Friday, November 7, 2008

Botony Monotony

Having been admonished, I suppose I should update. As you can see, I’m awfully good at following directions, and that especially pertains to direction in cap-locks.

At my work-place today they served free BBQ sandwiches, and since I love things covered in sauce (BBQ sauce, free sauce) I stuffed my face, commenting between bites how entirely strange it is to serve BBQ in the workplace. We are often being reminded to present a clean and somewhat approachable face to the public and to this end BBQ grub seemed entirely illogical. But I wouldn’t look a gift-BBQ sandwich in the mouth. [I didn’t even bother to find out what kind of meat it was, so I wouldn’t know what sort of animal to find this proverbial mouth on, anyway.]
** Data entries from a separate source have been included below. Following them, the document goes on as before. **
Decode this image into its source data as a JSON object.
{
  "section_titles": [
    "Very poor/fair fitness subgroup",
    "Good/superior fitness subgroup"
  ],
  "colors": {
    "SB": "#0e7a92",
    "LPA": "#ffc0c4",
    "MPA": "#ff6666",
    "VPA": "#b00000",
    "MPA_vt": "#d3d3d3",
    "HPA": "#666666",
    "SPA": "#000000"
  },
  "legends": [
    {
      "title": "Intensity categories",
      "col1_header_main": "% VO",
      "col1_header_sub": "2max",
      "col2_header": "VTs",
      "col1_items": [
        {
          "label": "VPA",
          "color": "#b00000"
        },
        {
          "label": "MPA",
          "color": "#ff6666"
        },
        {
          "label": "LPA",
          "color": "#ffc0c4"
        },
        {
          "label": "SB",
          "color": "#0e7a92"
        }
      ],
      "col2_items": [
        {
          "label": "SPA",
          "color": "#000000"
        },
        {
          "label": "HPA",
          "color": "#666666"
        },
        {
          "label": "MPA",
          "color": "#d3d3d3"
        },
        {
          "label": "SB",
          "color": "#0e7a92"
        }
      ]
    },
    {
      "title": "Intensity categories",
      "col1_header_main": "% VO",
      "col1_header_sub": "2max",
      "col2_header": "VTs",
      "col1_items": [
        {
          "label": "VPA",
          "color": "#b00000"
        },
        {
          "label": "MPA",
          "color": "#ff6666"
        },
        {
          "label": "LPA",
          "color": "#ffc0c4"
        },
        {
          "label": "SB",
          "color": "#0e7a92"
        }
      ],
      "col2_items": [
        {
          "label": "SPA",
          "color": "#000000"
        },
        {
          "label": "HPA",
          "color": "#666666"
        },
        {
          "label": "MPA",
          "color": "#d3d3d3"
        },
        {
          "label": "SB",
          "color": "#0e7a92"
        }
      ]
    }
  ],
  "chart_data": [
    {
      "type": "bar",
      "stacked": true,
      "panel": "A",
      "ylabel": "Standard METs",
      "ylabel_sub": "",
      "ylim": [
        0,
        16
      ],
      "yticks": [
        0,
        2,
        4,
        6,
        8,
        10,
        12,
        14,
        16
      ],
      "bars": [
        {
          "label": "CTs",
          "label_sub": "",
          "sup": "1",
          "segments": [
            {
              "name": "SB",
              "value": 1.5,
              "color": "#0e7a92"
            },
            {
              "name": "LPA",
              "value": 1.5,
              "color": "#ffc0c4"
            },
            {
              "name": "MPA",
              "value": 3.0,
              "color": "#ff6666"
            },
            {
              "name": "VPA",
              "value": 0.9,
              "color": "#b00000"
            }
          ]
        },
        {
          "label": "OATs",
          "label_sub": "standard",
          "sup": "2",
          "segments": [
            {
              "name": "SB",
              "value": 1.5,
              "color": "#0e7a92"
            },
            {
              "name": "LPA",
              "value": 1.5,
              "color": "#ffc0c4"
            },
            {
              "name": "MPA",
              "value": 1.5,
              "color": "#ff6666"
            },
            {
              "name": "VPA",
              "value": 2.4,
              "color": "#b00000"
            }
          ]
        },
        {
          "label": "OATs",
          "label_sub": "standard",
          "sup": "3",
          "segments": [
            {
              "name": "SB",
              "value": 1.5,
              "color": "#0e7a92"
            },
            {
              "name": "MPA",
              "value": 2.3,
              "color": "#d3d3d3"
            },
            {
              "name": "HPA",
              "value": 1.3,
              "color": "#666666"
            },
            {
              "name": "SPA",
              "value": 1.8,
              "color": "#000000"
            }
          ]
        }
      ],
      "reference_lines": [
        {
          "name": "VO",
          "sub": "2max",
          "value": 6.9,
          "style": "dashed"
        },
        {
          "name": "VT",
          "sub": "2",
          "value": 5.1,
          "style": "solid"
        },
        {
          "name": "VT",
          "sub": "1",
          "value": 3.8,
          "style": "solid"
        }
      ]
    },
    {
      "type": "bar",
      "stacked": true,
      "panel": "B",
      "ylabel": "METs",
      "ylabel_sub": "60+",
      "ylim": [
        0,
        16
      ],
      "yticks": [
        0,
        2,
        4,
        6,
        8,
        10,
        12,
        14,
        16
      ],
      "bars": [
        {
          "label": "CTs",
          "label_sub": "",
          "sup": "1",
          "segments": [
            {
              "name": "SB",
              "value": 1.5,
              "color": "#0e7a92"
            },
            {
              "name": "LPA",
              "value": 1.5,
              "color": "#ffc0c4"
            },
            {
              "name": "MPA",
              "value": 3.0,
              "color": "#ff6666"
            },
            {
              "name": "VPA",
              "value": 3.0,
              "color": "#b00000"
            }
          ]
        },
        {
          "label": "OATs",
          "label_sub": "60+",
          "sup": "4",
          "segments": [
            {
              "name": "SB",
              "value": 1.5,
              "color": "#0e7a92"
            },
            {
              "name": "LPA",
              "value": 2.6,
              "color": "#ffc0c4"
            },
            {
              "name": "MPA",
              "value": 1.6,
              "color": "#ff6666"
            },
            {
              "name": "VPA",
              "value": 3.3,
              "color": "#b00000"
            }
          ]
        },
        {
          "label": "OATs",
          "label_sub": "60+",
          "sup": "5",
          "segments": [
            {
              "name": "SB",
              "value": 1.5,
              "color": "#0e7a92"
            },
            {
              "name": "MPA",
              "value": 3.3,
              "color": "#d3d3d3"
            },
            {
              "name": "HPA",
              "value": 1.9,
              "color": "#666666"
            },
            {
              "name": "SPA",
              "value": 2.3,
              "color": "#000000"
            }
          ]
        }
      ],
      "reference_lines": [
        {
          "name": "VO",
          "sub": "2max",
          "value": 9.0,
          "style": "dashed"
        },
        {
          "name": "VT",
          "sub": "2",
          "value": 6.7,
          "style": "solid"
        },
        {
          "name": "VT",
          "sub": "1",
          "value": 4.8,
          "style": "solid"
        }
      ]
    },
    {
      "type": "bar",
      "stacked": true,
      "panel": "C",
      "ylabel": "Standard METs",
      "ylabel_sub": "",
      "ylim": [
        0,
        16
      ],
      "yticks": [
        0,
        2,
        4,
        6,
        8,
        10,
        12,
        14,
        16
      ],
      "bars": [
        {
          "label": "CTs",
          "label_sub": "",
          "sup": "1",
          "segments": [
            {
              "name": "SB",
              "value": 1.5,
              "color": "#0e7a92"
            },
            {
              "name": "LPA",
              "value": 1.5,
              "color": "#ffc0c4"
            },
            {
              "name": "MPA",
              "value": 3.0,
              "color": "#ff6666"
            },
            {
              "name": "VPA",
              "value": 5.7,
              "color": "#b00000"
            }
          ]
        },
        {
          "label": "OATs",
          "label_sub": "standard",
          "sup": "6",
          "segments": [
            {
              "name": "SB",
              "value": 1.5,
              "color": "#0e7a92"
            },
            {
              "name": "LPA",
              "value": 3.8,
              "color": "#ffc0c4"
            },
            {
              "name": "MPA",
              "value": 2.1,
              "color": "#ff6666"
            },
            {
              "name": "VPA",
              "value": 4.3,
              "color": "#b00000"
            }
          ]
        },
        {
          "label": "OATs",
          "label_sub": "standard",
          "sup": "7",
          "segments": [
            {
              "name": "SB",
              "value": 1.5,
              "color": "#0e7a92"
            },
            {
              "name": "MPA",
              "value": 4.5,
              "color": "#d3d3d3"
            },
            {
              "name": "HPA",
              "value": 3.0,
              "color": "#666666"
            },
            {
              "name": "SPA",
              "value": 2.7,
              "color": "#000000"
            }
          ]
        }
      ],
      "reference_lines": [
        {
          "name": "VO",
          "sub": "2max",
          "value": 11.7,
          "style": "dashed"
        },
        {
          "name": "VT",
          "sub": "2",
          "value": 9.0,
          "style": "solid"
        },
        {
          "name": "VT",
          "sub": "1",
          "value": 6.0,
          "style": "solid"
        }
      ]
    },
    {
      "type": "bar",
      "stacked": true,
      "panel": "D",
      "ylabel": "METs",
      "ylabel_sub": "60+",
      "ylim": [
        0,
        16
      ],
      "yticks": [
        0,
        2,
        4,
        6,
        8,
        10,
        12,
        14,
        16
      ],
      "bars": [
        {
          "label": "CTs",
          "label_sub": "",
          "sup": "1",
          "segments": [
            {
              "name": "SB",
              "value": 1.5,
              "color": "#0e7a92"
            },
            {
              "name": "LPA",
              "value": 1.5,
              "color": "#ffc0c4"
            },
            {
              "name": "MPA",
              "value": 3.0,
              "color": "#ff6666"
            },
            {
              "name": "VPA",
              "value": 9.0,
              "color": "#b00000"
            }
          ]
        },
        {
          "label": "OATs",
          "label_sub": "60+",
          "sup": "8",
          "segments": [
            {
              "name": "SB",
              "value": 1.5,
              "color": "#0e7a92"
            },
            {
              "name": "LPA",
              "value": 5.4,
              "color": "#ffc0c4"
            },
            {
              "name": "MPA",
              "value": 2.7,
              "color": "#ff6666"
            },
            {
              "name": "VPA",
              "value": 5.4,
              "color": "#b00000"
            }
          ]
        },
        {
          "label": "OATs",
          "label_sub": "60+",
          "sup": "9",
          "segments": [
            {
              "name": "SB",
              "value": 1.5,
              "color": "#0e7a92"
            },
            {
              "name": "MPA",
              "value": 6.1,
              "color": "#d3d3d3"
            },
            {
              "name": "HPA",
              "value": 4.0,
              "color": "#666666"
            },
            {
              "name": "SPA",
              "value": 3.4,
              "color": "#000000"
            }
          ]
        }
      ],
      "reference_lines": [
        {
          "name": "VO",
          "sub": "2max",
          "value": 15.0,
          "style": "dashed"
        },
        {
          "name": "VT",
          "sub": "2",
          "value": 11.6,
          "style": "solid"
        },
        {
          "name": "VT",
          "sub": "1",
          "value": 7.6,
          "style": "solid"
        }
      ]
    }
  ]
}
Fittingly, this tremendous meal backfired overwhelmingly, because I’ve catapulted downward into a post-lunch slump. I feel ever so much like a nap and I’ve adopted a distinct desk-slouch. I’m highlighting so slowly that the freaky and prolonged highlighter squeak is really maddening.

Such is my dreary fate on a Friday afternoon. But there is an exciting anecdote to follow.

A certain manager in my workplace gave us reception types some fake flowers in a silly vase for our desk. Now, these flowers were a really outrageous color and showed up somewhat dramatically against the boring flagstone decor of my desk. With eerie regularity, patients have taken to approaching the desk, often even stopping cold in the hallway to stare beforehand, and fingering these fake flowers. Really, there were several gawkers everyday. After a few moments they would invariably comment on the color and ask if they were real.

I’ll admit it; at first I didn’t know if they were fake or real (I, after all, had not spent the last few moments petting them) and I would express this as politely as possible. But over a few months their unwavering brightness assured me of their immortality and I grew annoyed with the interruptions.

For the last few weeks I have struggled against a desire to ignore people asking about the plant. I wanted very much to instruct the curious parties to poke their fingers into the soil and feel the lifeless Styrofoam heart of the plant and to see for themselves that it was no agricultural marvel. Nothing more remarkable than a little corporate schmoozing.

But I’m too much of a pansy for such direct confrontation, so I took the flowers and disposed of them. It was very satisfying. And this blog is hopefully sufficiently satisfying to requesters.